The book description promises "100 postcards, each featuring a different and iconic Penguin book jacket," but this is not borne out by looking closer. In fact, a very large portion of all covers are nearly the same, a few basic templates with just the title & author names changed. In this dreary expanse, you thrill to see any graphic element, *anything* that departs from the template. I find it puzzling, actually, that the publishers could put together such a large collection with so *little* visual interest. I had the feeling that if I bought this set, I'd end up discarding half or two-thirds of the cards, because they wouldn't be interesting enough to send to anyone nor keep for myself.
The Penguin design schemes excelled (excel?) at separating the Penguin line from contemporaneous paperbacks, and at unifying all titles in its line, but lined up, many of them look exactly the same. I'd say, pass on this postcard set, unless you have particular nostalgia for certain covers, or perhaps you are playing witty games with your friends by sending them cards with insinuating book titles. Or, you might be thinking Pop Art, wishing to frame a grid of the cards, all the same except for the small change in title -- like Andy Warhol's Campbell soup cans. That could work.

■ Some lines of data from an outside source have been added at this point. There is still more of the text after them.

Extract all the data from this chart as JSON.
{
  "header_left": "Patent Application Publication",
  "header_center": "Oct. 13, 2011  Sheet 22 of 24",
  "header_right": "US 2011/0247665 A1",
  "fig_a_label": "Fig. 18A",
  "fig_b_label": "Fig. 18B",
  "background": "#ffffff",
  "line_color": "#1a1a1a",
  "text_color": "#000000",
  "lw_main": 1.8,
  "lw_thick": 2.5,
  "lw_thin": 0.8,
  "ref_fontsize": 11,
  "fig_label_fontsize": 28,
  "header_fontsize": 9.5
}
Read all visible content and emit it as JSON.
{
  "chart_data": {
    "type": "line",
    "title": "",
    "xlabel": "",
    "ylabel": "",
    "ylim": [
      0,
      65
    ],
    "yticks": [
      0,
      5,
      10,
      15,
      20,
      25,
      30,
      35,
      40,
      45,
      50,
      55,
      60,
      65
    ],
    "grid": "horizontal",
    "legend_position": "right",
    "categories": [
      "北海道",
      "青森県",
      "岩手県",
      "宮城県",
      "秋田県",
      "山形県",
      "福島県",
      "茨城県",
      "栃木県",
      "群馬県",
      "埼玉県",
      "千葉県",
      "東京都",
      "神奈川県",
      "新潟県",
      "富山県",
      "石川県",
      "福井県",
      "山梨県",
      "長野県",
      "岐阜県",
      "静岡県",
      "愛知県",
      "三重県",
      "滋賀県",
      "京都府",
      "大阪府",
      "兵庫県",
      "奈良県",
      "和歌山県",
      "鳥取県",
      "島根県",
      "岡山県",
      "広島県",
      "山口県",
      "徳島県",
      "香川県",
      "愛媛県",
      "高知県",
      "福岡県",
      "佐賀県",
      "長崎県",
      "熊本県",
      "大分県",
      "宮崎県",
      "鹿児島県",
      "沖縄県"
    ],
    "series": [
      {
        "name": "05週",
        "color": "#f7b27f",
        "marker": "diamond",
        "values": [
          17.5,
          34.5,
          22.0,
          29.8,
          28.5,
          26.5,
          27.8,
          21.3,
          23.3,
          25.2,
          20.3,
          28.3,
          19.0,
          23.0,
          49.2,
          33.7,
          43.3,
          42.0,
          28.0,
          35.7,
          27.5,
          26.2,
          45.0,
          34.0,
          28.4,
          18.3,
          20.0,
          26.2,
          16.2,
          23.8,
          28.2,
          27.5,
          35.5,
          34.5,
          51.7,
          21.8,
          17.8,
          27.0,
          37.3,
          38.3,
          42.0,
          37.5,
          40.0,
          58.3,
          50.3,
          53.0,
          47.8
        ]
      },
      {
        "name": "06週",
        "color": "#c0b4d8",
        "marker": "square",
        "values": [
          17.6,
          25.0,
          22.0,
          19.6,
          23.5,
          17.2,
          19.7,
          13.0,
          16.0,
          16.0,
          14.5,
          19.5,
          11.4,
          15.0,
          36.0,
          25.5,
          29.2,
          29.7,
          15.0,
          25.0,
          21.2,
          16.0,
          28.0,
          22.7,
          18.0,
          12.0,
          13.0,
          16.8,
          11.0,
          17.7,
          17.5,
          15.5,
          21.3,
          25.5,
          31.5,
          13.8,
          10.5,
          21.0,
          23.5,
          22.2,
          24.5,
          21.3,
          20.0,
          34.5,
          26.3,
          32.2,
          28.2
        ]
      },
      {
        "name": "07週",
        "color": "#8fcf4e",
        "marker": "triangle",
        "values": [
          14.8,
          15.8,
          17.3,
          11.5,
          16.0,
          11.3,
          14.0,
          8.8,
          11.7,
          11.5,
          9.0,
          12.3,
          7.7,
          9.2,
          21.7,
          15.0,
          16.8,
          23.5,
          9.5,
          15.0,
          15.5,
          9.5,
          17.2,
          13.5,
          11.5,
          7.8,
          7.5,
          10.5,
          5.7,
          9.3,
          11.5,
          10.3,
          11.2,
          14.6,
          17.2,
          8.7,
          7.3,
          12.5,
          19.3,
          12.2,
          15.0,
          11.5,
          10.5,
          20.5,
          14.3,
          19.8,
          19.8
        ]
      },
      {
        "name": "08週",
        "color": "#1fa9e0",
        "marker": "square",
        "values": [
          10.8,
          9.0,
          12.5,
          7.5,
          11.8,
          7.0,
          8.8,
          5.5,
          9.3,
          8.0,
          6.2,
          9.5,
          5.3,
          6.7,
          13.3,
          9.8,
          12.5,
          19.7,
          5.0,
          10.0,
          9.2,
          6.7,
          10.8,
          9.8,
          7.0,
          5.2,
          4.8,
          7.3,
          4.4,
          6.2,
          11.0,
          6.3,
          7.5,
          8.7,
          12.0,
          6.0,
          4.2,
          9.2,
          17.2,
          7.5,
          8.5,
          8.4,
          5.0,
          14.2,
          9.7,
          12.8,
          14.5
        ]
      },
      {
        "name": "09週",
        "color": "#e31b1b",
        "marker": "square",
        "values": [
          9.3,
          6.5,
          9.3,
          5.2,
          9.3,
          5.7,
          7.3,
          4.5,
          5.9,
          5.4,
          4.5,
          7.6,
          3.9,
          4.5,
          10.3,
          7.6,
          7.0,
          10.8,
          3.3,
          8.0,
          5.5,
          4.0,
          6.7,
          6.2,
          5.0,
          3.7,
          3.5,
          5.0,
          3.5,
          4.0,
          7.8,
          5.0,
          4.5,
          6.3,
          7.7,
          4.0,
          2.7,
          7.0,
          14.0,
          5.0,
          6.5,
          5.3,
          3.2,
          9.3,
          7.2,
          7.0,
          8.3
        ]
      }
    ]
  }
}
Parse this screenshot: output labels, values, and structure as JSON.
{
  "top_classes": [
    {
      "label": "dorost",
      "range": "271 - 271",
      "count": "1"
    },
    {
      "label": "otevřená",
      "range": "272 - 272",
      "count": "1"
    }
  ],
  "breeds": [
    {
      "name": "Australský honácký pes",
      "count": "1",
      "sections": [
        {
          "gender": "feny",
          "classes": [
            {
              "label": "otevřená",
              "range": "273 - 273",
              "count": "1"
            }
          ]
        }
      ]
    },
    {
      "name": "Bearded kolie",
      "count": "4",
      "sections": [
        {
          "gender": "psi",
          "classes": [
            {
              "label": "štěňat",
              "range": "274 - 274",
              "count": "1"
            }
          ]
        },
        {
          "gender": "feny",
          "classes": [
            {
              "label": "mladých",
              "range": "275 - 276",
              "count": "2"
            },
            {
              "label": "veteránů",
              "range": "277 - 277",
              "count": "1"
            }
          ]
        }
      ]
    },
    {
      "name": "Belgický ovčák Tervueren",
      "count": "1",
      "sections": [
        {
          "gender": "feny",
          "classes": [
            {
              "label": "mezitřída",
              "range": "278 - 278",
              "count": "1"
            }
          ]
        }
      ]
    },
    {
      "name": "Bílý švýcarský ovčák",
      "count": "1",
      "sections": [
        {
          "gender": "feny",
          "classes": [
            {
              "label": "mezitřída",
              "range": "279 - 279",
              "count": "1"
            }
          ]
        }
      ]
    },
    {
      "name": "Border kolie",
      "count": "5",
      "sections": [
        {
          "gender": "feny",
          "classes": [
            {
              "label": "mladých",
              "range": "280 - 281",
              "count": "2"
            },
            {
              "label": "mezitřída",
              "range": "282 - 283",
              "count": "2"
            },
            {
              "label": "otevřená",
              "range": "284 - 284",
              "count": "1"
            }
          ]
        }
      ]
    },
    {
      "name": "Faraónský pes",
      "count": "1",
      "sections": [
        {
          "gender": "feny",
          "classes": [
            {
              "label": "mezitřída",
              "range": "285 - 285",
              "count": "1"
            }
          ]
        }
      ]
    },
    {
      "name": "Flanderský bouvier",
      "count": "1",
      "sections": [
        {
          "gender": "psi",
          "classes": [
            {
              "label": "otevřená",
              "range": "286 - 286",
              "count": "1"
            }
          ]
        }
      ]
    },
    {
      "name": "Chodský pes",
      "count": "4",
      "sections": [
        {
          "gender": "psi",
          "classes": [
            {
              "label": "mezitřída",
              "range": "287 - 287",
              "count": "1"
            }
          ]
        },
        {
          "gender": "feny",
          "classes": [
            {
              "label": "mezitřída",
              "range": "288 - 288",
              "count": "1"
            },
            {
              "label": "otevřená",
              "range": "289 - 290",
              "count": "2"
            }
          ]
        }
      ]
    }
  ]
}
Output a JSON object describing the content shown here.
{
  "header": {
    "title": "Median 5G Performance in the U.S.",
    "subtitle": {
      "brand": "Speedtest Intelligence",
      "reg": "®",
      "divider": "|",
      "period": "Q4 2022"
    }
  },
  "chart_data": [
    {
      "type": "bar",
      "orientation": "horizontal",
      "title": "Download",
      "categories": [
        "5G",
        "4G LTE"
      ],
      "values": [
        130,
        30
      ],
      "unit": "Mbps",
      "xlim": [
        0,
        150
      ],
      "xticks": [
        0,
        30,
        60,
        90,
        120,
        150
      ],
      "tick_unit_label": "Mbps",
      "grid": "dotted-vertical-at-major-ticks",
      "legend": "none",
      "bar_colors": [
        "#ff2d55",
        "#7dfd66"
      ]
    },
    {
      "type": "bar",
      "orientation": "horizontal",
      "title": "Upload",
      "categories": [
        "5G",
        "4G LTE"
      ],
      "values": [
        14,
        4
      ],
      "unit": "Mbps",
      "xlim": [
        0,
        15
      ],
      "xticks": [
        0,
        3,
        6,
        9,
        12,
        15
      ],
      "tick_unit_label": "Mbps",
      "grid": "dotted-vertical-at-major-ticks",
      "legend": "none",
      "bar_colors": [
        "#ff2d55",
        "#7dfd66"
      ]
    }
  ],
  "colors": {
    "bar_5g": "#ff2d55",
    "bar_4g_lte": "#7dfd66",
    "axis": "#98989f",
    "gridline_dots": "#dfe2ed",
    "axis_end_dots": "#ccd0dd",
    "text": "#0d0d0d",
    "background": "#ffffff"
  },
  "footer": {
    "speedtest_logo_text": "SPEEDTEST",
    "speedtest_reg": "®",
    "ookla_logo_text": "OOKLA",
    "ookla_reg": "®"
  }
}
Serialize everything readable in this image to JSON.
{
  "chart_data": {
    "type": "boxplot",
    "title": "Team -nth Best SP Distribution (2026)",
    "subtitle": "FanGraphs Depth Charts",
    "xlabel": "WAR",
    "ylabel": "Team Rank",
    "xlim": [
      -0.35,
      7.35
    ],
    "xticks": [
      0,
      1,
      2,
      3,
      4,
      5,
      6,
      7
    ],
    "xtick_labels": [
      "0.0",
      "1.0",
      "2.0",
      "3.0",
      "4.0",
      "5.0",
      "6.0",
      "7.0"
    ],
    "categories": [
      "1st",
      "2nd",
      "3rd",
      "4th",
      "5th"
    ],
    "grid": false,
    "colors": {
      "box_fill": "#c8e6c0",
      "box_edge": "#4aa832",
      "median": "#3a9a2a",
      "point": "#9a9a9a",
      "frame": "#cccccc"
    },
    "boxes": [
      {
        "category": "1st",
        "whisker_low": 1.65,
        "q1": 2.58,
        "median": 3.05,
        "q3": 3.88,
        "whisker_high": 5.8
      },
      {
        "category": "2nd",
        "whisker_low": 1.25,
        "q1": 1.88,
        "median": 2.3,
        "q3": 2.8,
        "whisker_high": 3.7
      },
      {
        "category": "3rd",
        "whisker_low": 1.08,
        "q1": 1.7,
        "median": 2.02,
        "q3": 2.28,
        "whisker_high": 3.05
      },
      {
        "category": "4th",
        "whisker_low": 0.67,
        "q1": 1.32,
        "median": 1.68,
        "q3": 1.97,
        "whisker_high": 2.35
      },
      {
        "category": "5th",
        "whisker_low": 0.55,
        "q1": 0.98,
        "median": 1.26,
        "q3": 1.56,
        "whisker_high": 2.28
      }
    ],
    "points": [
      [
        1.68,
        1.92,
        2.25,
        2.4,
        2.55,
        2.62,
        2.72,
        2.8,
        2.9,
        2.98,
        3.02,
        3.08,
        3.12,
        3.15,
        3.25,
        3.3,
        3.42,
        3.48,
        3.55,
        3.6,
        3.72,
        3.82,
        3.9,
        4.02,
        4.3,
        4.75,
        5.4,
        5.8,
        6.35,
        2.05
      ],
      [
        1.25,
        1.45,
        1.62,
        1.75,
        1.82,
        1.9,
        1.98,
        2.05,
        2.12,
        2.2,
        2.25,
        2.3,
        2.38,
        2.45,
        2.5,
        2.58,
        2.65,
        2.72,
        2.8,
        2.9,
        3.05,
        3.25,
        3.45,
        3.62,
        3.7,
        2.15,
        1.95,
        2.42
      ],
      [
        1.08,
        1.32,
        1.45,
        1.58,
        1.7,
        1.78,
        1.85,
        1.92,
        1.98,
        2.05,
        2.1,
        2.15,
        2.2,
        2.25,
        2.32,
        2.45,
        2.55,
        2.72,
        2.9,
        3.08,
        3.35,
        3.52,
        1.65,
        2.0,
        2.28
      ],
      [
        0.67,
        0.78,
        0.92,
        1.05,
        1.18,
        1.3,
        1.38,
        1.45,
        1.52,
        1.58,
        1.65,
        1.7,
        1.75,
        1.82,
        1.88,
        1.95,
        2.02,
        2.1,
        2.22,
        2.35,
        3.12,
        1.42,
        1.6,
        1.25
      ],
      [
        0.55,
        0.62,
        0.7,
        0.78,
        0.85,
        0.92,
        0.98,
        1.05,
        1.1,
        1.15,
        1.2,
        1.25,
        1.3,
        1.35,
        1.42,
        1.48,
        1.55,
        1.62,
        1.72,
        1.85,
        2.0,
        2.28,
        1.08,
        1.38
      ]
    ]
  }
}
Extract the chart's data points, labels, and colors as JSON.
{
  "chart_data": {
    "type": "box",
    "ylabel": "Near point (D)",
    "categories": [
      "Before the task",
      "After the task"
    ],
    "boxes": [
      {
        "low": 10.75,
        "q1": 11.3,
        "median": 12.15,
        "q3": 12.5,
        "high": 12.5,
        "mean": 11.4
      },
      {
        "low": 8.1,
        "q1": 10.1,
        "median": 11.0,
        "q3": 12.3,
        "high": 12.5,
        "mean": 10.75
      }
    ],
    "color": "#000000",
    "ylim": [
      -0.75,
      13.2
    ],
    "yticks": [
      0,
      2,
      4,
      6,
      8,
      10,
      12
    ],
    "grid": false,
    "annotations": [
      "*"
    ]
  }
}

If you look at surveys of Penguin's design, such as Phil Baines' "Penguin by Design: A Cover Story 1935-2005", you see that Penguin's design work was rather more diverse and creative than shown in these cards, which seem to largely reproduce Penguin covers from the 1940s' and 50's. Illustration, full color, and photography, in addition to typography, arrived at some point, and the Penguin line branched into alternately-designed lines such as Penguin Classics, with their now-famous pairings of book title with fine-art reproduction. Also distinguished by creative design were King Penguins, Penguin Great Ideas, and Pocket Penguins.
Note, this is only discussing covers (wrappers). A key aspect of Penguin's design quality over time has been the disciplined interior typography, first established and systematized by the Germany designer and typographer Jan Tschichold in the early 1940's. This was state of the art, the kind of discrete design work that helps the artifact work well, read well, and subtly convey a sense of quality and trustworthiness, without necessarily being noticed per se by readers. But, no matter, here we're reviewing the postcards, which only show covers.
So, take a close look at this if you're thinking of buying, and ask whether it's really the design showcase it claims to be. Phil Baines' book "Penguin by Design: A Cover Story 1935-2005" may be your better bet to really see Penguin's design achievements. Or you might have a local used or new bookstore that has a Penguin / pocket books-only section -- it's not so uncommon -- where you could survey the real thing.